In the second half of Penn’s loss to Army, disaster struck. The starting point guard tore her ACL, ending her season on the court.
“It just happened so fast,” McCullough said. “My knee buckled and I remember being on the ground and it being bent and not being able to straighten it.”
The injury was the third ACL injury a Penn player had suffered in two seasons, and coach Mike McLaughlin immediately felt sympathy for the junior guard.
“She worked so hard. She was in the best shape of her life,” McLaughlin said. “I was disappointed that she didn’t get the chance to accomplish what she wanted this season.”
But while others may have let the injury take them away from basketball altogether, McCullough has been determined to continue contributing to the team, transitioning to a significant role off the court.
McCullough’s presence remains a constant for the Quakers at every practice and game. While her injury has removed her from game action, she’s still a voice of encouragement from the sideline.
“She remains the ultimate teammate. This is a girl who is out for the season and is now a fifth coach for us. It is all about the team for her,” McLaughlin said.
“[When] you stress the word team, you are talking Meghan. The fact that she is in there every day, cheering them on, she is the first one to talk, can only get the girls to play continuously harder.”
The encouragement has been a two-way street.

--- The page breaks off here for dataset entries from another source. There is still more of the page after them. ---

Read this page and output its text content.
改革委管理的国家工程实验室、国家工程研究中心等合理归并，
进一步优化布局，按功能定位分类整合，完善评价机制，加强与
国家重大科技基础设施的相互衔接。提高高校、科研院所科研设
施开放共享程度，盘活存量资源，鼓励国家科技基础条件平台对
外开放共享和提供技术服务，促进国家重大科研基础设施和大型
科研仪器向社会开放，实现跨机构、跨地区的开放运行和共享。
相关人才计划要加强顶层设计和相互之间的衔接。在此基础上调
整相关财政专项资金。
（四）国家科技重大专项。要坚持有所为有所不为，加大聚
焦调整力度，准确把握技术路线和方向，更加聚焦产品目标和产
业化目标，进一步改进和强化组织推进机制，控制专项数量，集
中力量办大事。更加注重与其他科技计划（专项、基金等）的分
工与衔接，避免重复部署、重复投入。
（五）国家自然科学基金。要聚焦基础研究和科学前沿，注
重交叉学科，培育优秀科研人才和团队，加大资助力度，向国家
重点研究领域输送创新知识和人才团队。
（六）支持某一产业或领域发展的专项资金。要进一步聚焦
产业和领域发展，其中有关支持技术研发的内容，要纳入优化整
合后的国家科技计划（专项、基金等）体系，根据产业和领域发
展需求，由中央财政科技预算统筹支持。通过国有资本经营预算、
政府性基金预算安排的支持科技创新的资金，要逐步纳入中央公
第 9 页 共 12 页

“They’ve been awesome, even for moral support, keeping my head up, telling me I’ll get through it and I’ll be back on the court soon,” McCullough said.
The support from the Penn women’s basketball family extends far beyond the current members of the squad. Jess Knapp, who graduated last year while dealing with an ACL injury, has been helping McCullough along the way.
“Jess Knapp texts me frequently, just checking in,” McCullough said. “People don’t realize what you are going through until you actually have it done.”
McCullough took time off after the injury before having the surgery just three weeks ago, and has already begun her rehabilitation and physical therapy.
She is currently using a continuous passive motion (CPM) machine, which progressively bends her knee while helping protect it as well. Over time, the machine is designed to move the knee from a 30 degree bend to 120 degrees before it is done. McCullough sits in it for six hours a day, and is currently at a 105 degree bend.
Instead of letting the injury send her career down the wrong path, McCullough is using it as a learning experience.
“Everyone told me who had this injury that it is going to be an experience and you will learn a lot and it has been,” she said. “I definitely see a different side of the game that will help me in the future.”
McLaughlin is also confident that McCullough will come back even stronger next season.
“I am disappointed that she doesn’t get to play her junior season, but she is a strong-willed, determined girl who will be so much better next year.”